|Friday's ceremony will be the first time that a laureate under detention has not been represented since 1935 [EPA]
China says "vast majority" of nations would boycott this week's Nobel Peace Prize ceremony for jailed dissident Liu Xiaobo, but the Norwegian award committee announced that two-thirds of those invited would attend.
China has mounted an unprecedented campaign to keep envoys from attending, the committee says. It has denounced the awarding of the accolade to Liu, a pro-democracy activist, as an "obscenity," and has unleashed a torrent of diplomatic scorn towards host nation Norway, while exerting pressure on diplomats to boycott Friday's ceremony.
"As far as I know, at present, more than 100 countries and organisations have expressed explicit support for China opposing the Nobel Peace Prize, which fully shows that the international community does not accept the decision of the Nobel Committee," Jiang Yu, a spokesperson for the foreign ministry, said on Tuesday.
China said the granting of the prize to "a criminal" was an affront to its "legal sovereignty" and would not affect its policies.
"We will not change because of some wind blowing the grass and because of the interference of some clowns who are anti-China," Jiang said.
Yet the Nobel committee offered a very different picture from that presented by Jiang.

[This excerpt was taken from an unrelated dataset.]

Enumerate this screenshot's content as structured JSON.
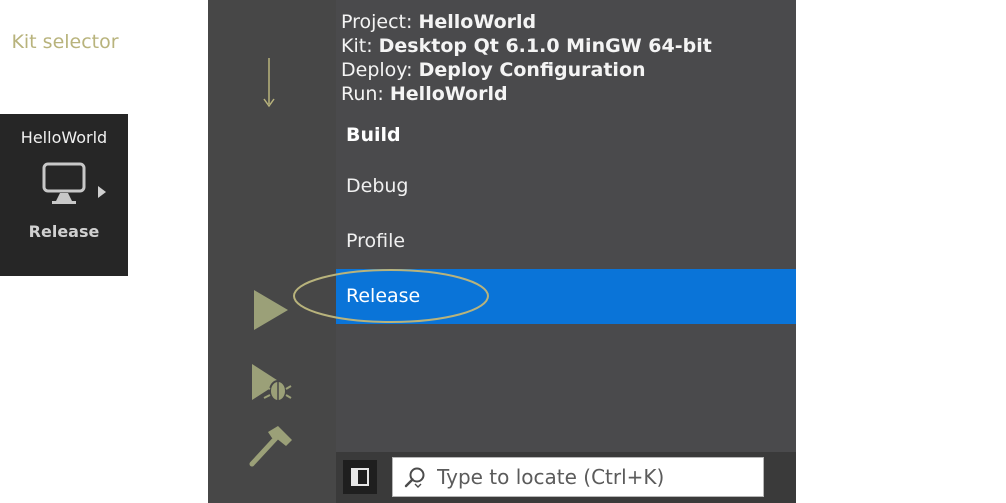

Geir Lundestad, the executive secretary of the Nobel Committee, told the Reuters press agency that China's contention that most nations would stay away was "a very curious way of stating things" as only the 65 countries with embassies in Norway were invited, and 44 of those had accepted.
The committee said in a statement on Tuesday that 19 countries had declined invitations for the gala including China, Russia, Kazakhstan, Colombia, Tunisia, Saudi Arabia, Pakistan, Serbia, Iraq, Iran, Vietnam, Afghanistan, Venezuela, the Philippines, Egypt, Sudan, Ukraine, Cuba and Morocco.
Those who have accepted include South Korea, Japan, Indonesia, as well as big emerging states such as India, Brazil and South Africa.
Algeria and Sri Lanka did not reply to the Committee.
The number of embassies who won’t be attending Friday's ceremony is almost double the amount who didn’t attend the 2008 prize-giving event for Martti Ahtisaari.
David Kootnikoff, a Hong Kong-based blogger (The Rebel Kind) told Al Jazeera that the countries joining the boycott are motivated by self-interest.
"These countries all have little regard for human rights or are within China's sphere of influence and are seeking favours. Some - like Vietnam, which has territorial issues at stake - may also be trying to appease," he said.
The blogger called the decision by Navi Pillay, the UN High Commissioner for Human Rights, not to attend the ceremony "sickening".
"She should resign and return some level of integrity to the office," he said.
He also refuted China's claim that the vast majority of the world is backing its position.
"Here in Hong Kong Liu has overwhelming support among the populace, despite the Hong Kong government's despicable silence on the issue," he told Al Jazeera.
'Don’t want to annoy China'
In Manila, a spokesman for the Department of Foreign Affairs declined to say why the Philippines was not attending the ceremony.
But a senior Filipino diplomat said the reason was to avoid another quarrel with China, still angry over President Benigno Aquino's handling of a bus hijack incident in August that killed eight Hong Kong tourists.
"We do not want to further annoy China," the official said, speaking under condition of anonymity.
China has sent letters to foreign ministries and embassies urging diplomats to stay away from the ceremony and warned of "consequences" for those who support the pro-democracy activist.
"It's really unfortunate that China is using its political and economic clout to twist the arms of diplomats into not attending," said Corinna-Barbara Francis, China researcher for Amnesty International, a human rights advocacy NGO, adding it was not the kind of action a country with China's global presence should be taking.
With Liu serving an 11-year jail term, his wife under house arrest and many others prevented from travelling, nobody is expected to pick up the Nobel medal and $1.5 million award on his behalf.
Friday's ceremony will be the first time that a laureate under detention has not be formally represented at the awards gala since Nazi Germany barred pacifist Carl von Ossietzky from coming in 1935.
The Nobel committee has decided to represent the laureate with an empty chair during the awards ceremony, in what it said was a symbol of Chinese policy to isolate and repress dissidents.